In the first of three features on the effect of merger and acquisition activity on a company's most prized possession – its staff – Brian Hanney looks at why they must learn to live with the growing trend

The insurance industry – like many other important UK employers – has seen a frenetic spate of merger and acquisition activity in the last decade as companies attempt to build up their muscles to fight in the worldwide arena.

"Globalisation" is the key. If British insurers cannot get together or "consolidate", they will suffer a mauling at the hands of the giants stalking continental Europe, Japan and north America.

Just this year, we witnessed the joining up of CGU and Norwich Union. CGU is itself the result of a merger between General Accident and Commercial Union in February 1998. And NU, some eight months after that, went on to swallow up ITT London & Edinburgh.

There are many other examples of these corporate marriages, notably the merger of Royal and Sun Alliance to form a group of that name. Last year Axa went to bed with Guardian Royal Exchange and Lloyds TSB, primarily a clearing bank, sniffed out an insurer in the shape of Scottish Widows. According to the Association of British Insurers, this trend "will continue for the foreseeable future as companies consolidate and seek new markets".

Mergers will inevitably have an effect on staff. Companies may go for "horizontal" integration, where two firms with an identical market – say two general insurers – decide to join up. Vertical integration, on the other hand, is where a company takes over all stages of a product. An insurance company may, for example, wish to control not only the underwriting but also the marketing and distribution channels of a product. You may see an insurer buying a chain of IFAs. By increasing their size, companies hope to achieve economies of scale, which means that costs fall while output increases. This could affect several areas of a horizontally integrated company and inevitably effect staff numbers.

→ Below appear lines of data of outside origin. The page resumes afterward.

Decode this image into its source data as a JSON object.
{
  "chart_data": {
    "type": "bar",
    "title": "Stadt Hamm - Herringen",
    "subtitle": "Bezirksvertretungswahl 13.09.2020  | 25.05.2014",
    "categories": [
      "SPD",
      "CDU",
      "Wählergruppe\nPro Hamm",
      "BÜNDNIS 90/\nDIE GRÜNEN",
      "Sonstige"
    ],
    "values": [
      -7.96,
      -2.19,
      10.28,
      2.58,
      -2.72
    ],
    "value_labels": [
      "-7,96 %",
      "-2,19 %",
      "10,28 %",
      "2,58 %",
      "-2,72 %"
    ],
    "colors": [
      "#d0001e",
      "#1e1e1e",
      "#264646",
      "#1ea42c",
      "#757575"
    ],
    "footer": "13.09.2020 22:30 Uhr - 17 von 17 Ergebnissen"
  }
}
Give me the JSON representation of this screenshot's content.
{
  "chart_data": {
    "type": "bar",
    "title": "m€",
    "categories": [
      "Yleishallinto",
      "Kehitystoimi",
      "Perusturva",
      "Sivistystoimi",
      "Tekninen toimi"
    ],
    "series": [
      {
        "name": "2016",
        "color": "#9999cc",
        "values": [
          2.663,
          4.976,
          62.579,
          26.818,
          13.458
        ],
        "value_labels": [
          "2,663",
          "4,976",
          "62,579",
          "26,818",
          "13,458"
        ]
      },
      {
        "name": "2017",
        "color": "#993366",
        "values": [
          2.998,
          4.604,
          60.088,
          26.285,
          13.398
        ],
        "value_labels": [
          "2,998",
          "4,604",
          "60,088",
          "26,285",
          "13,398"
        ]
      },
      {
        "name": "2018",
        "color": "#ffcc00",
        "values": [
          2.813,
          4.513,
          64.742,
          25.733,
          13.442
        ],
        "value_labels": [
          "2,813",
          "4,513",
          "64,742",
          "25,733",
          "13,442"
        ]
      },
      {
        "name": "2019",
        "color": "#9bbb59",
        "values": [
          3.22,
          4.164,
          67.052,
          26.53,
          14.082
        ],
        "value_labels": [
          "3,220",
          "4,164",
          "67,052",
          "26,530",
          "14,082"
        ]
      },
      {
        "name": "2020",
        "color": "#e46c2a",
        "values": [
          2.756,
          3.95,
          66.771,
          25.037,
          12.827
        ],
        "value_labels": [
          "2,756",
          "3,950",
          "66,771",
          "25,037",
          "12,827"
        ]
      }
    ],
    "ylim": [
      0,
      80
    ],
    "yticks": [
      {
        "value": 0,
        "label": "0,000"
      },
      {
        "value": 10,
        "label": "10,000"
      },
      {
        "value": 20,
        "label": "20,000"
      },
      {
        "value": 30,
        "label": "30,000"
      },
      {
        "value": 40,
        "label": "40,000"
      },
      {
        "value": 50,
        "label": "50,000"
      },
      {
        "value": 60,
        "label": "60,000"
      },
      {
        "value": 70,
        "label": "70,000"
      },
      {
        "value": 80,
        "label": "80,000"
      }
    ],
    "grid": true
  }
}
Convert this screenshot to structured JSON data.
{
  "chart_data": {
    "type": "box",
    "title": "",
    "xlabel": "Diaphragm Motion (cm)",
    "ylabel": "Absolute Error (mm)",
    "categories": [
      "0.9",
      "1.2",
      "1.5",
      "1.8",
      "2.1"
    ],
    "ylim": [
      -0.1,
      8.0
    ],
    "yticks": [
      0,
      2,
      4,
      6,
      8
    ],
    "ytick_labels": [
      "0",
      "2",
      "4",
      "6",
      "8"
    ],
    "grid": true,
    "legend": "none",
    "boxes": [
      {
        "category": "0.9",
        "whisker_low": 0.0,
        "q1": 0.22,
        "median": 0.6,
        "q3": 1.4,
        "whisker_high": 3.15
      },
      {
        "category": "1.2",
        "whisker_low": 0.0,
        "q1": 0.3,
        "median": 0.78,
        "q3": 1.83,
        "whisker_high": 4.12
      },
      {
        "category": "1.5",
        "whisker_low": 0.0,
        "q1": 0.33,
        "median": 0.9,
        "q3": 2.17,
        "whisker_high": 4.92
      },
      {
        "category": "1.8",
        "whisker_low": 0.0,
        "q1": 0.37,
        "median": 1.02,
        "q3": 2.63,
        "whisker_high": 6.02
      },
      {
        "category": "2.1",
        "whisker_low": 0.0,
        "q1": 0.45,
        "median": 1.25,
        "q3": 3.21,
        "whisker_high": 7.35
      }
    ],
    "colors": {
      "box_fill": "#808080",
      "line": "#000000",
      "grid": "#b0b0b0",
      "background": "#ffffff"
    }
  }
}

There is also the problem that as a company grows, relations between managers and employees may become increasingly impersonal and processes become more bureaucratic. Technology is also an important factor in a merger. Direct insurers need to access customer information quickly. This means you need large and expensive computer systems, which large companies can afford more easily.

But globalisation will continue to be the main driver of mergers. Surprisingly, UK insurers are relatively small compared with the US and Japan. It gives companies the chance to move into markets abroad, where otherwise they may be facing closed markets. For example, licences to operate in China have been granted to RSA, Allianz and Axa-UAP.

However, despite the high numbers of mergers, the number of insurance companies is showing no great decline. In 1986 there were 675 general, life and composite insurers, while in 1997 that had slipped to just 672 – mainly a result of new entrants to the market, notably retailers. The ABI say there may be polarisation between large companies and smaller niche players.

So what is the position of staff in mergers? And what about those considering entering the industry? It is reckoned about 10% of jobs disappear in a merger. When Royal merged with Sun Alliance in 1996, it announced 5,000 jobs losses. When Commercial Union merged with General Accident, there were 3,000 redundancies in the UK alone. According to MSF, the union that represents many insurance staff, "mergers invariably involve huge job losses, often on a massive scale, with the potential to inflict huge social damage".

A new merged company will also have to tackle the problem of welding departments and staff who may feel they have little in common with each other.

But there are also solutions and both management and staff must find ways of making it work.